De wereldse gebeurtenissen laten de mens vaak tot de aanname komen, dat hij te zwak is om daar weerstand te bieden, waar God dit van hem eist. Hij is aarzelend in het geloof, omdat hij aanneemt dat de mens bij zulke gebeurtenissen de kracht vooraf al opgebracht heeft en hij nu faalt om aan de verwachtingen te voldoen.
Het zal wel een innerlijke strijd vergen, maar de mens mag zich niet zonder strijd laten overwinnen. Hij moet een bepaalde weerstand bieden. Daardoor zal zijn kracht toenemen. En hij moet er ook aan denken, dat hij gebruikt wordt. Dat God hem een taak gegeven heeft, waaraan hij zich niet zonder meer kan onttrekken.

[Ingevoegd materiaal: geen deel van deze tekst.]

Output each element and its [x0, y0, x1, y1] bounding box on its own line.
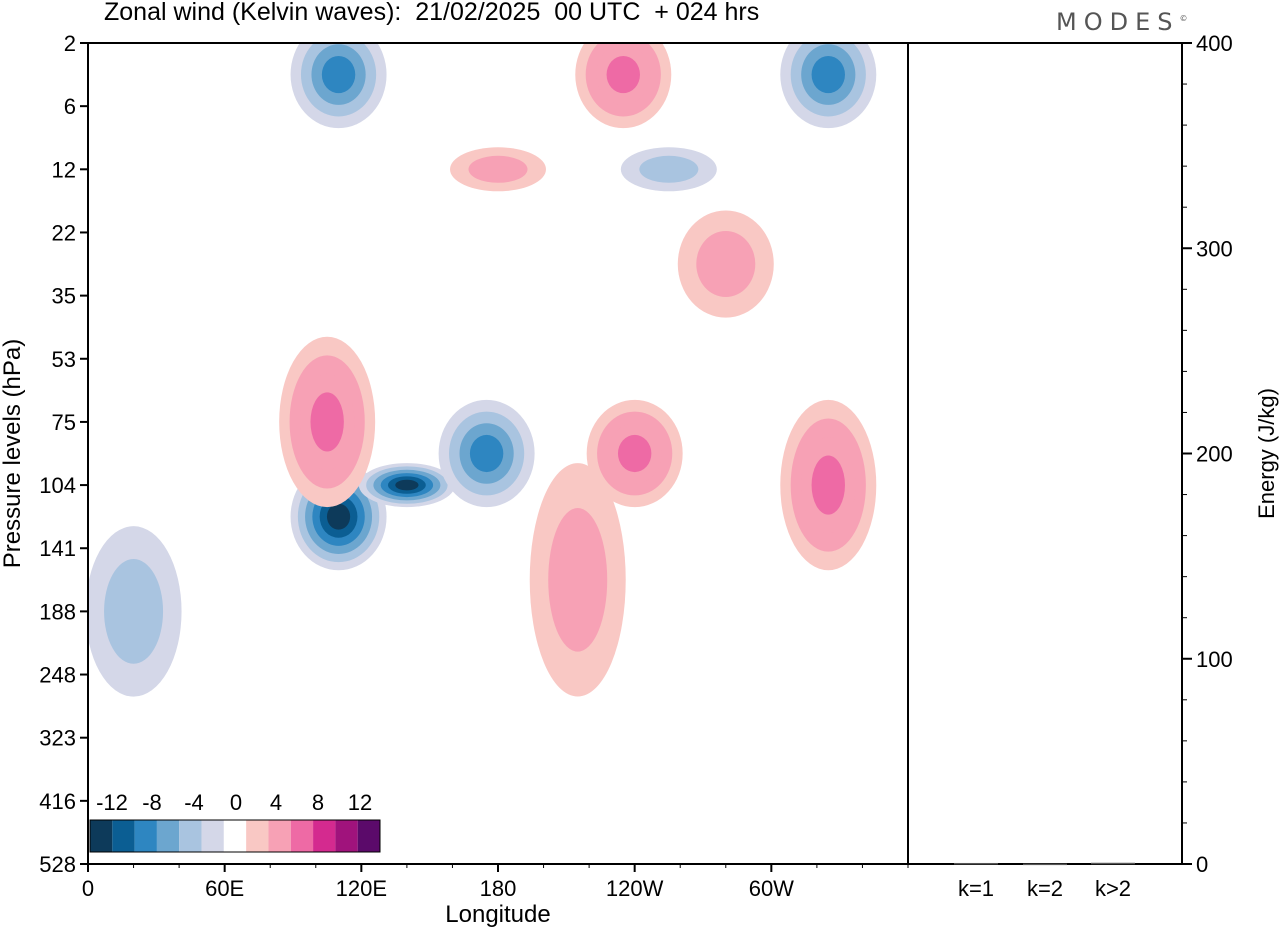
colorbar-swatch: [357, 820, 380, 852]
energy-frame: [907, 42, 1183, 865]
colorbar-label: -12: [96, 790, 128, 815]
brand-text: MODES: [1056, 8, 1180, 36]
y-tick-label: 75: [52, 410, 76, 435]
y-tick-label: 528: [39, 852, 76, 877]
y-tick-label: 12: [52, 157, 76, 182]
y-tick-label: 188: [39, 599, 76, 624]
x-tick-label: 180: [480, 876, 517, 901]
x-tick-label: 60E: [205, 876, 244, 901]
energy-tick-label: 100: [1196, 647, 1233, 672]
y-tick-label: 141: [39, 536, 76, 561]
energy-bar-k=2: [1023, 863, 1067, 866]
y-tick-label: 2: [64, 31, 76, 56]
colorbar-label: 8: [312, 790, 324, 815]
energy-category-label: k>2: [1095, 876, 1131, 901]
y-axis-label: Pressure levels (hPa): [0, 339, 26, 568]
colorbar-swatch: [223, 820, 247, 852]
brand-mark: ©: [1179, 14, 1188, 23]
x-tick-label: 120E: [336, 876, 387, 901]
colorbar-swatch: [246, 820, 269, 852]
energy-bar-k>2: [1091, 862, 1135, 865]
colorbar-swatch: [201, 820, 224, 852]
colorbar-label: 0: [230, 790, 242, 815]
contour-negative-0-level-12: [326, 503, 351, 530]
colorbar-swatch: [112, 820, 135, 852]
chart-title: Zonal wind (Kelvin waves): 21/02/2025 00…: [104, 0, 760, 26]
contour-layer: [88, 43, 877, 697]
contour-positive-10-level-8: [310, 392, 344, 452]
colorbar-swatch: [156, 820, 180, 852]
y-tick-label: 6: [64, 94, 76, 119]
energy-tick-label: 0: [1196, 852, 1208, 877]
contour-negative-2-level-8: [469, 434, 504, 473]
brand-logo: MODES©: [1056, 8, 1187, 36]
colorbar-swatch: [134, 820, 157, 852]
colorbar-swatch: [90, 820, 113, 852]
colorbar-label: 4: [270, 790, 282, 815]
y-tick-label: 323: [39, 726, 76, 751]
y-tick-label: 248: [39, 663, 76, 688]
colorbar-swatch: [335, 820, 358, 852]
energy-tick-label: 400: [1196, 31, 1233, 56]
energy-bar-k=1: [954, 862, 998, 865]
colorbar-frame: [89, 819, 381, 853]
energy-axis-label: Energy (J/kg): [1254, 388, 1279, 519]
x-axis-label: Longitude: [445, 901, 550, 928]
contour-positive-8-level-4: [548, 508, 608, 652]
x-tick-label: 120W: [606, 876, 664, 901]
contour-positive-7-level-8: [617, 434, 652, 473]
colorbar-swatch: [290, 820, 314, 852]
contour-negative-5-level-8: [811, 55, 845, 94]
energy-tick-label: 200: [1196, 442, 1233, 467]
colorbar-label: -8: [142, 790, 162, 815]
x-tick-label: 0: [82, 876, 94, 901]
contour-negative-4-level-8: [321, 55, 356, 94]
colorbar-swatch: [313, 820, 336, 852]
colorbar-swatch: [268, 820, 291, 852]
contour-positive-13-level-4: [696, 231, 756, 298]
energy-category-label: k=1: [958, 876, 994, 901]
energy-category-label: k=2: [1027, 876, 1063, 901]
contour-negative-6-level-4: [639, 155, 699, 183]
contour-positive-12-level-4: [468, 155, 528, 183]
contour-positive-9-level-8: [811, 455, 845, 515]
y-tick-label: 53: [52, 347, 76, 372]
colorbar-swatch: [179, 820, 202, 852]
contour-negative-3-level-4: [104, 558, 164, 664]
x-tick-label: 60W: [749, 876, 794, 901]
contour-positive-11-level-8: [606, 55, 640, 94]
y-tick-label: 22: [52, 220, 76, 245]
colorbar-label: 12: [348, 790, 372, 815]
contour-negative-1-level-12: [395, 479, 419, 491]
y-tick-label: 35: [52, 284, 76, 309]
y-tick-label: 416: [39, 789, 76, 814]
energy-tick-label: 300: [1196, 236, 1233, 261]
y-tick-label: 104: [39, 473, 76, 498]
colorbar-label: -4: [184, 790, 204, 815]
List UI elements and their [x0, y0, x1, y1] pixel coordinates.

Maar in dezelfde mate, als waarin hij nodig is, wordt hem ook versterking door God toegestuurd en daarom hoeft hij niet te falen, ofschoon de taak hem voor zijn geringe kracht onuitvoerbaar lijkt. Want God openbaart Zichzelf, als de mens gelovig op Zijn hulp vertrouwt. Hij moet zelfs soms aan zijn eigen kracht twijfelen, want pas in het besef van zijn eigen zwakte zal de mens zo bidden, zoals het goed is voor God. Maar zo’n gebed is absoluut noodzakelijk als de mens ook de volle kracht wil ontvangen. Een gebed, uit de zwakte van de mens voortgekomen, zal zijn deemoed verdiepen en zodoende zal de mens nu ook rijk gezegend worden met goddelijke genade.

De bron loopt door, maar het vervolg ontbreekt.